9. Process API Improvements


// Get information about the current process
ProcessHandle current = ProcessHandle.current();
System.out.println("PID: " + current.pid());
System.out.println("Command: " + current.info().command().orElse("unknown"));

// List all running processes
ProcessHandle.allProcesses()
    .filter(p -> p.info().command().isPresent())
    .limit(5)
    .forEach(p -> System.out.println(p.pid() + ": " + p.info().command().get()));

10. Compact Strings (Internal Improvement)

Java 9 changed the internal representation of String. Previously, strings were always stored as char[] (2 bytes per character). Now Java uses a byte[] with a flag: Latin-1 characters use 1 byte each, saving significant memory for typical English text. This is transparent to developers — no code changes needed.

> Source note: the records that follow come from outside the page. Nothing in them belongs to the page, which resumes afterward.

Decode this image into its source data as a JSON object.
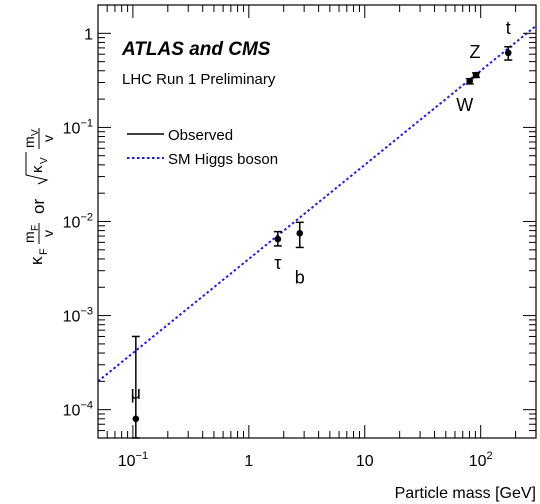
{
  "chart_data": {
    "type": "scatter",
    "xscale": "log",
    "yscale": "log",
    "xlim": [
      0.05,
      300
    ],
    "ylim": [
      5e-05,
      2
    ],
    "xlabel": "Particle mass [GeV]",
    "ylabel": {
      "part1": "κ",
      "part1_sub": "F",
      "frac1_num": "m",
      "frac1_num_sub": "F",
      "frac1_den": "v",
      "or": "or",
      "sqrt_k": "κ",
      "sqrt_k_sub": "V",
      "frac2_num": "m",
      "frac2_num_sub": "V",
      "frac2_den": "v"
    },
    "xticks": [
      {
        "value": 0.1,
        "base": "10",
        "exp": "−1"
      },
      {
        "value": 1,
        "base": "1",
        "exp": ""
      },
      {
        "value": 10,
        "base": "10",
        "exp": ""
      },
      {
        "value": 100,
        "base": "10",
        "exp": "2"
      }
    ],
    "yticks": [
      {
        "value": 1,
        "base": "1",
        "exp": ""
      },
      {
        "value": 0.1,
        "base": "10",
        "exp": "−1"
      },
      {
        "value": 0.01,
        "base": "10",
        "exp": "−2"
      },
      {
        "value": 0.001,
        "base": "10",
        "exp": "−3"
      },
      {
        "value": 0.0001,
        "base": "10",
        "exp": "−4"
      }
    ],
    "title": "ATLAS and CMS",
    "subtitle": "LHC Run 1 Preliminary",
    "legend": {
      "position": "top-left",
      "entries": [
        {
          "label": "Observed",
          "style": "solid",
          "color": "#000000"
        },
        {
          "label": "SM Higgs boson",
          "style": "dotted",
          "color": "#1a1aff"
        }
      ]
    },
    "sm_line": {
      "slope": 0.004,
      "color": "#1a1aff"
    },
    "points": [
      {
        "name": "μ",
        "x": 0.106,
        "y": 8e-05,
        "ylo": 5e-05,
        "yhi": 0.0006
      },
      {
        "name": "τ",
        "x": 1.78,
        "y": 0.0065,
        "ylo": 0.0055,
        "yhi": 0.0078
      },
      {
        "name": "b",
        "x": 2.75,
        "y": 0.0075,
        "ylo": 0.0053,
        "yhi": 0.0098
      },
      {
        "name": "W",
        "x": 80.4,
        "y": 0.31,
        "ylo": 0.29,
        "yhi": 0.33
      },
      {
        "name": "Z",
        "x": 91.2,
        "y": 0.36,
        "ylo": 0.34,
        "yhi": 0.38
      },
      {
        "name": "t",
        "x": 173,
        "y": 0.62,
        "ylo": 0.52,
        "yhi": 0.72
      }
    ]
  }
}
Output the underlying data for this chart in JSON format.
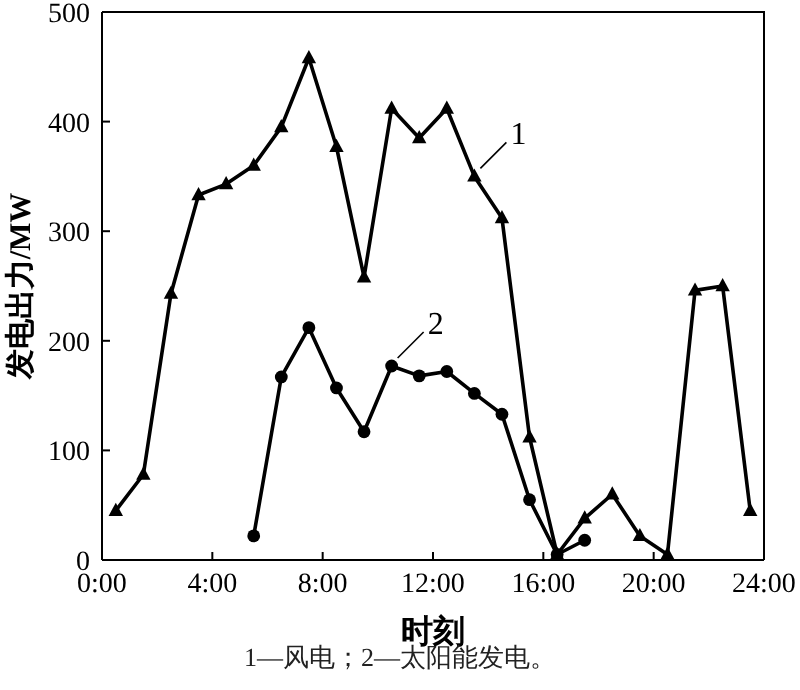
{
  "chart_data": {
    "type": "line",
    "xlabel": "时刻",
    "ylabel": "发电出力/MW",
    "annotations": [
      "1—风电；2—太阳能发电。"
    ],
    "xlim": [
      0,
      24
    ],
    "xticks": [
      {
        "value": 0,
        "label": "0:00"
      },
      {
        "value": 4,
        "label": "4:00"
      },
      {
        "value": 8,
        "label": "8:00"
      },
      {
        "value": 12,
        "label": "12:00"
      },
      {
        "value": 16,
        "label": "16:00"
      },
      {
        "value": 20,
        "label": "20:00"
      },
      {
        "value": 24,
        "label": "24:00"
      }
    ],
    "ylim": [
      0,
      500
    ],
    "yticks": [
      0,
      100,
      200,
      300,
      400,
      500
    ],
    "grid": false,
    "legend": "top right",
    "line_style": "solid",
    "series": [
      {
        "name": "1",
        "color": "#000000",
        "marker": "triangle",
        "x": [
          0.5,
          1.5,
          2.5,
          3.5,
          4.5,
          5.5,
          6.5,
          7.5,
          8.5,
          9.5,
          10.5,
          11.5,
          12.5,
          13.5,
          14.5,
          15.5,
          16.5,
          17.5,
          18.5,
          19.5,
          20.5,
          21.5,
          22.5,
          23.5
        ],
        "values": [
          45,
          78,
          243,
          333,
          343,
          360,
          395,
          458,
          377,
          258,
          412,
          385,
          412,
          350,
          312,
          112,
          5,
          38,
          60,
          22,
          5,
          246,
          250,
          45
        ]
      },
      {
        "name": "2",
        "color": "#000000",
        "marker": "circle",
        "x": [
          5.5,
          6.5,
          7.5,
          8.5,
          9.5,
          10.5,
          11.5,
          12.5,
          13.5,
          14.5,
          15.5,
          16.5,
          17.5
        ],
        "values": [
          22,
          167,
          212,
          157,
          117,
          177,
          168,
          172,
          152,
          133,
          55,
          5,
          18
        ]
      }
    ]
  }
}
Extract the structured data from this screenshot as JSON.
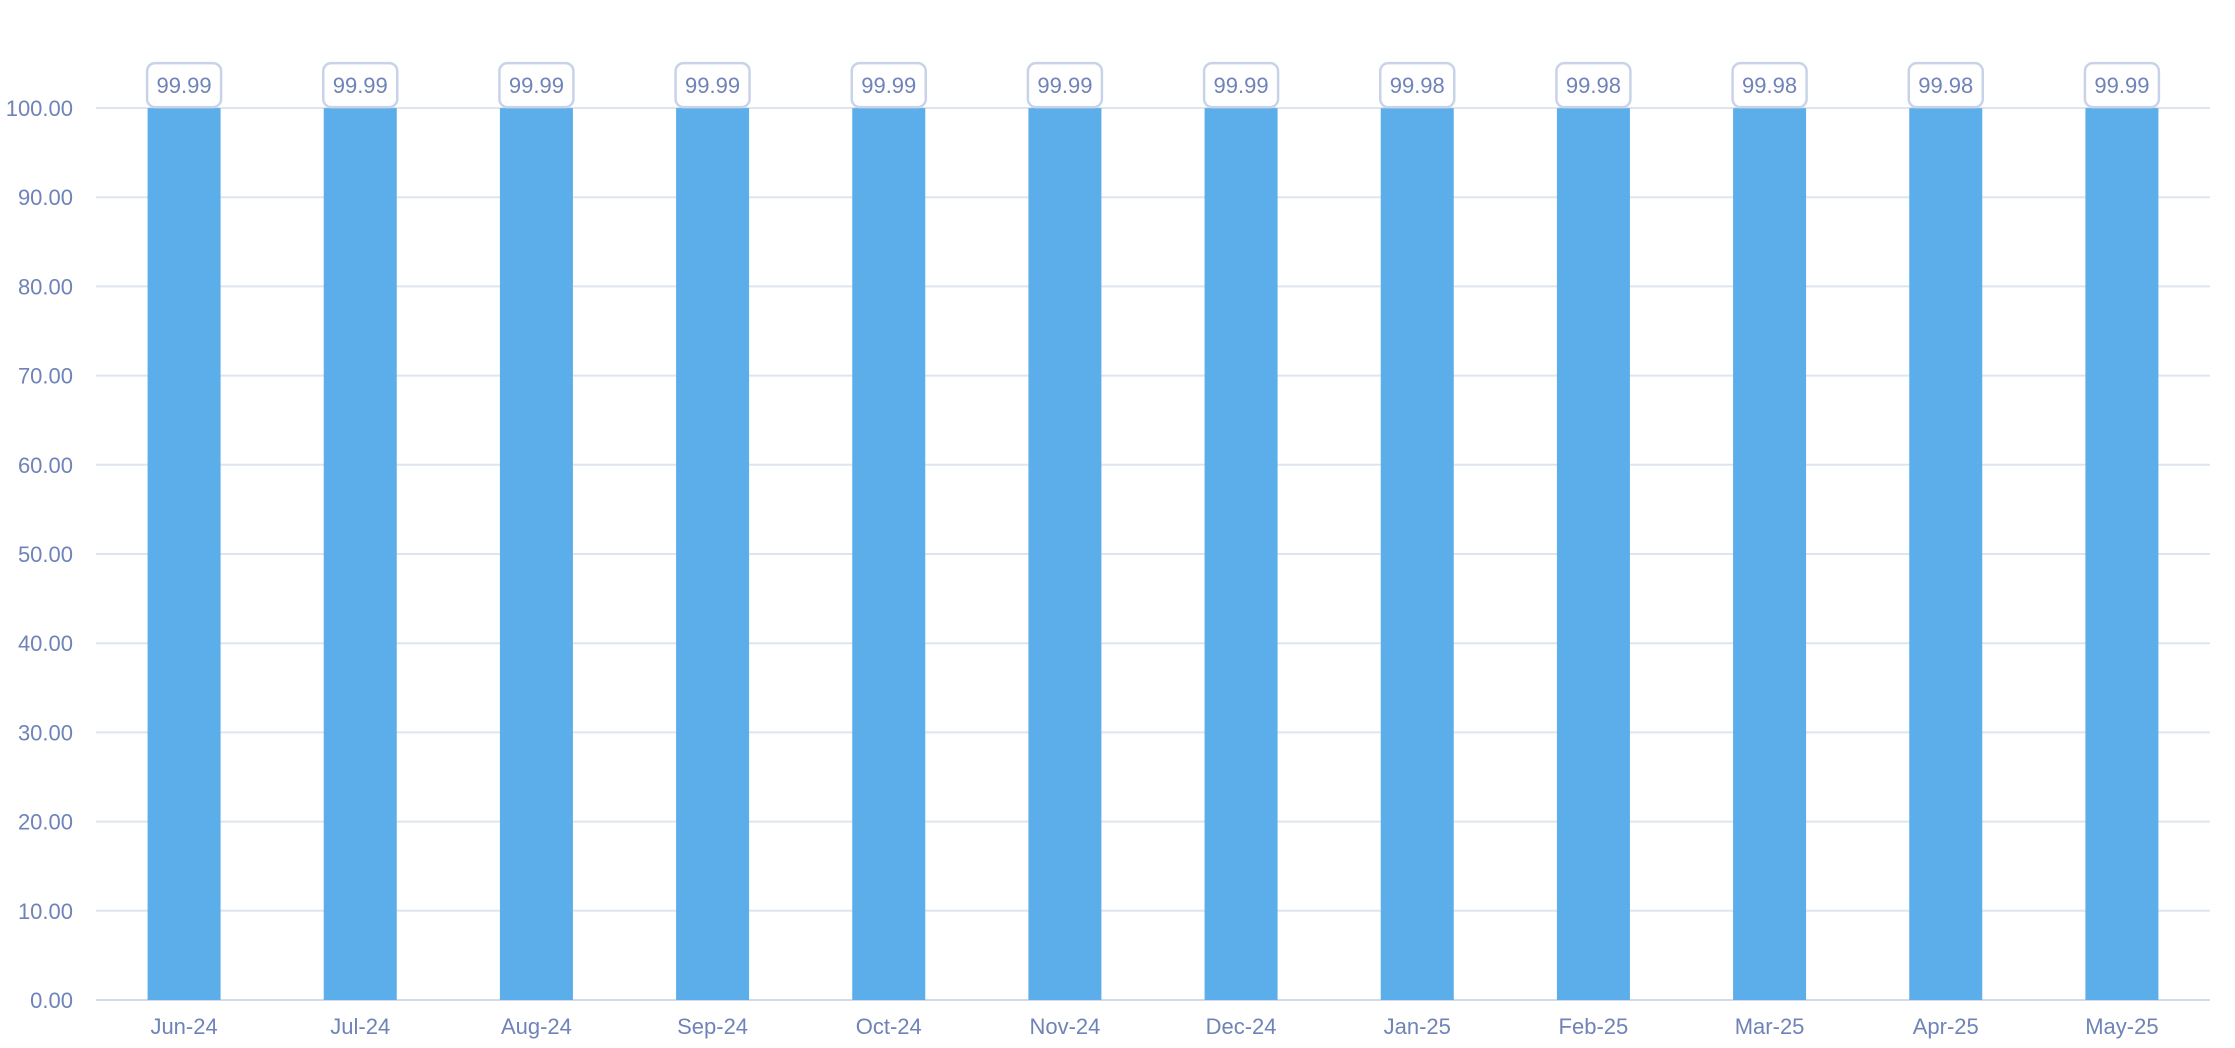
{
  "chart_data": {
    "type": "bar",
    "title": "",
    "xlabel": "",
    "ylabel": "",
    "categories": [
      "Jun-24",
      "Jul-24",
      "Aug-24",
      "Sep-24",
      "Oct-24",
      "Nov-24",
      "Dec-24",
      "Jan-25",
      "Feb-25",
      "Mar-25",
      "Apr-25",
      "May-25"
    ],
    "values": [
      99.99,
      99.99,
      99.99,
      99.99,
      99.99,
      99.99,
      99.99,
      99.98,
      99.98,
      99.98,
      99.98,
      99.99
    ],
    "data_labels": [
      "99.99",
      "99.99",
      "99.99",
      "99.99",
      "99.99",
      "99.99",
      "99.99",
      "99.98",
      "99.98",
      "99.98",
      "99.98",
      "99.99"
    ],
    "ylim": [
      0,
      100
    ],
    "yticks": [
      0,
      10,
      20,
      30,
      40,
      50,
      60,
      70,
      80,
      90,
      100
    ],
    "ytick_labels": [
      "0.00",
      "10.00",
      "20.00",
      "30.00",
      "40.00",
      "50.00",
      "60.00",
      "70.00",
      "80.00",
      "90.00",
      "100.00"
    ],
    "grid": true,
    "legend": "none",
    "colors": {
      "bar": "#5baee9",
      "grid": "#dfe5ef",
      "axis": "#d3dbe8",
      "text": "#6f83b8",
      "label_border": "#c9d3e8"
    }
  }
}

Summary of Java 9 Features

Feature JEP Impact
Module SystemJEP 261Architecture, security
JShell REPLJEP 222Developer productivity
Collection factoriesJEP 269Cleaner code
Stream enhancementsJEP 269takeWhile/dropWhile
Private interface methodsJEP 213Cleaner default methods
Optional enhancements-ifPresentOrElse, or()
HTTP/2 client (incubator)JEP 110Modern HTTP support
Process APIJEP 102System process management
Compact StringsJEP 254Memory reduction

Conclusion

Java 9 marked a turning point for the Java platform. The module system, though requiring some migration effort for existing applications, makes large codebases significantly more maintainable. The collection factories, stream enhancements, and private interface methods are immediately useful in daily development. Upgrading to Java 9+ is worthwhile for any project that can afford the module migration effort, and understanding these features is essential for modern Java development in 2024 and beyond.